— Так точно.
— И вы молчали всё это время.
— Молчал.
— Отчего?
Вот он, вопрос, на который хорошего ответа не было.
И вот тут мне пришлось решать быстро.
Правда состояла в том, что струсил не я. Подписку дал прежний Вершинин, дал от страха перед долговой ямой, и он же таскал бы им уведомления до конца дней своих, потому что этот человек всю жизнь боялся всего. Я же, если так вообще можно выразиться, в тот момент ещё лежал в реанимации собственной больницы и умирал от отёка лёгких.
Только сказать я этого не мог никому и никогда.
Значит, чужой страх придётся взять себе. Отпираться и валить на обстоятельства перед таким человеком было бы вернейшей глупостью, потому что он это читает с первого слова. А признать за собой малодушие и тут же показать, что ты его пересилил, стоит дороже любых оправданий.
— Оттого, что струсил, ваше высокоблагородие, — сказал я. — Тогда меня самого списывали на берег. Я решил, что сперва удержусь, а после доложу, и всякий раз находил, чем себя оправдать. Так срок и дотянул. Виноват.
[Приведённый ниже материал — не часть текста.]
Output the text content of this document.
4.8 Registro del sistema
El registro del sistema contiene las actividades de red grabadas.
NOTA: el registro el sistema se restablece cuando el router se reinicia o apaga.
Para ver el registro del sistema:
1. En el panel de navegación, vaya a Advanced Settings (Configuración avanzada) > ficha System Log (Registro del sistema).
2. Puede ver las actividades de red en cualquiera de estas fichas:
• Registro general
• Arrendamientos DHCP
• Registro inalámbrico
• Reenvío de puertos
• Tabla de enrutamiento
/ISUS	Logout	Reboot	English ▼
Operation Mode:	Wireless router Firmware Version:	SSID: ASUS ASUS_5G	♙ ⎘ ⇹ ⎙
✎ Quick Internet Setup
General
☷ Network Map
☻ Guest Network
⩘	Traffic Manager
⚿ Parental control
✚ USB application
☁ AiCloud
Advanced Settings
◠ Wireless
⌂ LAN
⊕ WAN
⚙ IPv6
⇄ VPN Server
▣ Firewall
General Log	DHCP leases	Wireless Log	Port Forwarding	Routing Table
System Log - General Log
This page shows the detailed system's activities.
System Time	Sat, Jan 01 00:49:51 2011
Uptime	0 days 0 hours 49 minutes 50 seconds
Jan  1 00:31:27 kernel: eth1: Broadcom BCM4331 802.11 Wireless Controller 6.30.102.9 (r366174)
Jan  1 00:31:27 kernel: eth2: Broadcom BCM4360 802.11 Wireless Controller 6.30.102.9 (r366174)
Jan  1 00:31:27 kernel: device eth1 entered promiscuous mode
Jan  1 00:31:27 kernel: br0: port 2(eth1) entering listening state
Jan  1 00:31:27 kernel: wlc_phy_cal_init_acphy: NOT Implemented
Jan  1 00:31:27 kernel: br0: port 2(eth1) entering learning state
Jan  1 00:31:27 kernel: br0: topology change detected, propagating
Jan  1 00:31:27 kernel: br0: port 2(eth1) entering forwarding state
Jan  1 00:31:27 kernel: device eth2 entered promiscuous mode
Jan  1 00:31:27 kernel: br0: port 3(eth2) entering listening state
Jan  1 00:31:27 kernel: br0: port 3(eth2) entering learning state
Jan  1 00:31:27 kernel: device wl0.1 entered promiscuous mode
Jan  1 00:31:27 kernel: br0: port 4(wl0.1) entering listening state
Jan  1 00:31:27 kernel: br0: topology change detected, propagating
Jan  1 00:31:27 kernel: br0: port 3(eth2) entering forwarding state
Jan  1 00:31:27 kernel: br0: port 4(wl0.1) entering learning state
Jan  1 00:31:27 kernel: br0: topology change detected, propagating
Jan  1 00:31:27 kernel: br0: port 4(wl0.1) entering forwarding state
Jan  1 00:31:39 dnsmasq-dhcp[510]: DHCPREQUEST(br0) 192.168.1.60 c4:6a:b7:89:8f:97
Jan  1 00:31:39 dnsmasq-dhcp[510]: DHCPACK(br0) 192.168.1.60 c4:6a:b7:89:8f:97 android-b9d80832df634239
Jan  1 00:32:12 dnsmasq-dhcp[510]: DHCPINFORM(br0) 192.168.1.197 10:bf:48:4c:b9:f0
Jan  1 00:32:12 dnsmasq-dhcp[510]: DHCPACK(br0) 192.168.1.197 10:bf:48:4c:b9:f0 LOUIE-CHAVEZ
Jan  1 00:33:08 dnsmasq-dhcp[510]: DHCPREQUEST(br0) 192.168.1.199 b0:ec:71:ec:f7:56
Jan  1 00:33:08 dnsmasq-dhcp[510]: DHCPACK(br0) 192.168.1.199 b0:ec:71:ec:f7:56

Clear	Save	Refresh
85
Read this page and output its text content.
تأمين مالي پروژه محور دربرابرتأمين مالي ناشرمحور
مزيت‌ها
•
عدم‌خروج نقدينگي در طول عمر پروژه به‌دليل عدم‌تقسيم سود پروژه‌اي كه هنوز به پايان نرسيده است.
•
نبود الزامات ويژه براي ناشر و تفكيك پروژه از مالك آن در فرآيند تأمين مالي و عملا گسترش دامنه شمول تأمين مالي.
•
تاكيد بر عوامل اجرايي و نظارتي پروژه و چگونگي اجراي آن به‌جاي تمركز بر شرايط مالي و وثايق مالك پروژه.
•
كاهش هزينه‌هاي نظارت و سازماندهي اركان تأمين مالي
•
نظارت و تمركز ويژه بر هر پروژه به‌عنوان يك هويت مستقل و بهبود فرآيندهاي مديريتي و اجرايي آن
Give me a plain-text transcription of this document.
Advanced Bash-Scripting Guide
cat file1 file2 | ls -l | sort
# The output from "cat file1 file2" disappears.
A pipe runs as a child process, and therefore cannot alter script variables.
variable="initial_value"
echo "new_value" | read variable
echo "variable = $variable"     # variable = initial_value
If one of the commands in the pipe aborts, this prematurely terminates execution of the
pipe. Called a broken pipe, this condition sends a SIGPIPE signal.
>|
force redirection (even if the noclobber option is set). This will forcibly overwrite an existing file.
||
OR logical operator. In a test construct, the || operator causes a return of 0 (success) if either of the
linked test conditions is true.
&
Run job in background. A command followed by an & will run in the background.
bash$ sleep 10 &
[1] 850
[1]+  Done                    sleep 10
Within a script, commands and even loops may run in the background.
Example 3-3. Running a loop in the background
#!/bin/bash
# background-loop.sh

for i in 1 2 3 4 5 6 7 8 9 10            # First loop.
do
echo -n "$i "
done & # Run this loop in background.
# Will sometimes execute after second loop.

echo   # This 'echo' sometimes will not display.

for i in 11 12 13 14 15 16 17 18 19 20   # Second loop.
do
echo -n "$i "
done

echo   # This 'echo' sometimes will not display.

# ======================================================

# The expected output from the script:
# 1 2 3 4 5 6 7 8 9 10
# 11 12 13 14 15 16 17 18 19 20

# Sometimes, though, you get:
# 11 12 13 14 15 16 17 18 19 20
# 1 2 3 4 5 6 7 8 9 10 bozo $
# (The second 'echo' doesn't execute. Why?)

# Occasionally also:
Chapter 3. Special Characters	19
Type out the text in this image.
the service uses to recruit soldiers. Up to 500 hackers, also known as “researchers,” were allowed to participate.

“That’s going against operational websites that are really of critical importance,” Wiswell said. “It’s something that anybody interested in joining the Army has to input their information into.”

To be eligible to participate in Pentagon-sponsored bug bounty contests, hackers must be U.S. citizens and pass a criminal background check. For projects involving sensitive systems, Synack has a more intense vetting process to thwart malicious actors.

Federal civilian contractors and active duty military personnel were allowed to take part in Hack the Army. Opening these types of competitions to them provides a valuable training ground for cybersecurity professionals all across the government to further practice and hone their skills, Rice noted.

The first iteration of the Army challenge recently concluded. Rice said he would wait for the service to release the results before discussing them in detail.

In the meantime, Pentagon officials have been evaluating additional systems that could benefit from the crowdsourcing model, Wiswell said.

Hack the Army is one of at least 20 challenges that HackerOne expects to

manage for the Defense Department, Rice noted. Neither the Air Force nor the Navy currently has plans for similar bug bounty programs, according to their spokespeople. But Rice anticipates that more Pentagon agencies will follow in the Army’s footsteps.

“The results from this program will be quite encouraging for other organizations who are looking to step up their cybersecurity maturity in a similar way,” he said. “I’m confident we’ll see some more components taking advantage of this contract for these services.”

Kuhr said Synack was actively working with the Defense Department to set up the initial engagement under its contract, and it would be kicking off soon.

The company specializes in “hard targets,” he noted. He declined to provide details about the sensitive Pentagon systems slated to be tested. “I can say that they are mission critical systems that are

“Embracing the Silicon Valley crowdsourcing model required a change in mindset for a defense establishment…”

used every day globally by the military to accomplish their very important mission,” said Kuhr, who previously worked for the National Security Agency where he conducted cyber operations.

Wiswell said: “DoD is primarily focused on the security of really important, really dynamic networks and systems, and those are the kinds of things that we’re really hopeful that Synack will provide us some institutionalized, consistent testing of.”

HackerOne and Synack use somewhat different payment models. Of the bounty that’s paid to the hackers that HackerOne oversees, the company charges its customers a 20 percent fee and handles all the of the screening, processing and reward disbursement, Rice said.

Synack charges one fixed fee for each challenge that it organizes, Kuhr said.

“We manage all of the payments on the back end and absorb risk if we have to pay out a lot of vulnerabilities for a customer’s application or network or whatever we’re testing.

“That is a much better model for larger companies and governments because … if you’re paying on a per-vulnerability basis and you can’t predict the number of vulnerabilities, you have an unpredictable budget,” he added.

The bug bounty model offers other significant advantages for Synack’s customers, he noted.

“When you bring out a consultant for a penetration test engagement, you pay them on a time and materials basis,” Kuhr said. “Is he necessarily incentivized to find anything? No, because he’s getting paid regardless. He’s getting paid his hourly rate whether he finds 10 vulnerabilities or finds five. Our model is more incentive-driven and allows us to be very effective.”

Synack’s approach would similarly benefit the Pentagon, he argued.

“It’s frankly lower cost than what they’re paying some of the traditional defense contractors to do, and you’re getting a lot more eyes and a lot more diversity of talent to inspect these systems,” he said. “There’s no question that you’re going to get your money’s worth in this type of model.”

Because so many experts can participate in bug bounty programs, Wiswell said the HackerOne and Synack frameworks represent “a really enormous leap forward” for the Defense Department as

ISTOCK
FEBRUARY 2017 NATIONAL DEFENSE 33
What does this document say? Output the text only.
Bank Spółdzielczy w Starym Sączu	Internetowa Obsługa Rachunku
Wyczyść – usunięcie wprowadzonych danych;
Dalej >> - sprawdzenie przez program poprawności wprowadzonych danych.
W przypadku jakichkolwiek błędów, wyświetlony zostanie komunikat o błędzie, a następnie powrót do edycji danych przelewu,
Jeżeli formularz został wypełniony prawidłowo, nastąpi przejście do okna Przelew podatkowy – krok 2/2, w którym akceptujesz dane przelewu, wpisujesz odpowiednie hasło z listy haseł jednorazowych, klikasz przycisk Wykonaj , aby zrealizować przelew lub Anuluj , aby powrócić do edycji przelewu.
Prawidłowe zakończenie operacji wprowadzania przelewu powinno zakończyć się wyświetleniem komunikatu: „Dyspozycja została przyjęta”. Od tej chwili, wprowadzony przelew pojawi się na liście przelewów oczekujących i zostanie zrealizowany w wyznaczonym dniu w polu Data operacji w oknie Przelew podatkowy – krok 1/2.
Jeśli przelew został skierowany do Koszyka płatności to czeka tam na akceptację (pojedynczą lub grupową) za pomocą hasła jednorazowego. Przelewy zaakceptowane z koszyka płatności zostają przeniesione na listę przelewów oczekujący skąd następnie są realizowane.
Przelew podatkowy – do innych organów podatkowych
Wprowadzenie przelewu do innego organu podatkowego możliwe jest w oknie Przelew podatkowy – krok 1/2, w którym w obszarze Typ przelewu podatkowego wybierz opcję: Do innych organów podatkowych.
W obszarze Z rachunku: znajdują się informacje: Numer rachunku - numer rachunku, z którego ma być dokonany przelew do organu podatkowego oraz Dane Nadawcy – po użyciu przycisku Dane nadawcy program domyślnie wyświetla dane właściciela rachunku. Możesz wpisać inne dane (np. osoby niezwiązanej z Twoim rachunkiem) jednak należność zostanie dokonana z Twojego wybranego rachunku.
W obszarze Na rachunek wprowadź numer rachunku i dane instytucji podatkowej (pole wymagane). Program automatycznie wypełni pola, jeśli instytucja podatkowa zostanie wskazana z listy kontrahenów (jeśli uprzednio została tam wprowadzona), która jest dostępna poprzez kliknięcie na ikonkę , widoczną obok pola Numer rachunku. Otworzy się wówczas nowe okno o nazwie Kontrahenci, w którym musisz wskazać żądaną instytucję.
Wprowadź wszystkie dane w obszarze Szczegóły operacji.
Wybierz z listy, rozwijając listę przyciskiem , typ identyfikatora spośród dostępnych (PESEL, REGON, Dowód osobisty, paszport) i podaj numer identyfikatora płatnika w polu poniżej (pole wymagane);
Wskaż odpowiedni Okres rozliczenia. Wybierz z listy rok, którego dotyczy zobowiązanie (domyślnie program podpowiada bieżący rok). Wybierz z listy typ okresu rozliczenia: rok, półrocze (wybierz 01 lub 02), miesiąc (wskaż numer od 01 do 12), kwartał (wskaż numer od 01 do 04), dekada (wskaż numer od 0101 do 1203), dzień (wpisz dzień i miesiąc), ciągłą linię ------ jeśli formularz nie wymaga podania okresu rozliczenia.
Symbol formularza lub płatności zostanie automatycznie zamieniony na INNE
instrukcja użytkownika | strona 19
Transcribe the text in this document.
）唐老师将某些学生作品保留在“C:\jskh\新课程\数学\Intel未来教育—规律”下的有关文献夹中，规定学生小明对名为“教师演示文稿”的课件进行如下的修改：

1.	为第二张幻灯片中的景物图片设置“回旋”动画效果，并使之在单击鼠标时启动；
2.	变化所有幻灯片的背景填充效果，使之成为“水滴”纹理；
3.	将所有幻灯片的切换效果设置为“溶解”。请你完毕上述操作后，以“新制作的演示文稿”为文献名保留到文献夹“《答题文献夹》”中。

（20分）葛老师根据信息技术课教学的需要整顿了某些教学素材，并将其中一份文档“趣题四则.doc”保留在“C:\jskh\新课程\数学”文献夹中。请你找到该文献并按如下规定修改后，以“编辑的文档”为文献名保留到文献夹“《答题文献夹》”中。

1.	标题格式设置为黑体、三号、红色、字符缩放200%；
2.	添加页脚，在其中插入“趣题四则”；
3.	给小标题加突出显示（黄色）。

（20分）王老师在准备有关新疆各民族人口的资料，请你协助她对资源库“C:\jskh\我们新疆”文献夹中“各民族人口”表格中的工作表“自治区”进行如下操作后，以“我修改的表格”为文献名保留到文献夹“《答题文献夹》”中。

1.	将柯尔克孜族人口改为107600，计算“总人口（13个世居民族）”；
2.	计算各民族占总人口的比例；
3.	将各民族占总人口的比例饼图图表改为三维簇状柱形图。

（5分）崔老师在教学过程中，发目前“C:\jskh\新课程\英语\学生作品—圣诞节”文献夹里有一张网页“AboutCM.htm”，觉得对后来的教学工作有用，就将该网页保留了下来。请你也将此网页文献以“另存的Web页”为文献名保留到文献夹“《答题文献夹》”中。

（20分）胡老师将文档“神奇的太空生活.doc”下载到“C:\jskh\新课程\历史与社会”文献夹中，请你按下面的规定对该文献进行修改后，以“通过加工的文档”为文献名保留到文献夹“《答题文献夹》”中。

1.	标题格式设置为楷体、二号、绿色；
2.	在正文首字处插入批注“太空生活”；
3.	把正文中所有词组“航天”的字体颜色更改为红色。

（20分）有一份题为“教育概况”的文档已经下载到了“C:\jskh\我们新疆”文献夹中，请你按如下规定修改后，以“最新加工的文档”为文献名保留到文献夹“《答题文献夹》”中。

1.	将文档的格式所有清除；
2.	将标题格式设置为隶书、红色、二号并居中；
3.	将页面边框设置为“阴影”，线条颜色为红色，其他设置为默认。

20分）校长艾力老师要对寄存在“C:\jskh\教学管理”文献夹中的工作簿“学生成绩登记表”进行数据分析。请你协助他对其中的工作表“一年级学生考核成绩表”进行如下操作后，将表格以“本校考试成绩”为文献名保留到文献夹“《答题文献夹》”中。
— Струсили, — сказал Головнин.
— Так точно. А нынче перестал.
— А нынче отчего пришли?
— Оттого, что считал.
Он поднял бровь.
— Извольте пояснить.
— Покуда мы стоим на рейде, я могу прийти сам, и это будет мой приход. Худшее, что вы можете со мной сделать, — это списать на берег. Через семь дней мы выйдем в море, и тогда всякий, кто про это узнает и донесёт, обратит меня из человека, который молчал, в человека, которого поймали. Списать меня будет некуда. Оправдаться нечем. Я решил, что признание надо делать, покуда оно ещё чего-то стоит.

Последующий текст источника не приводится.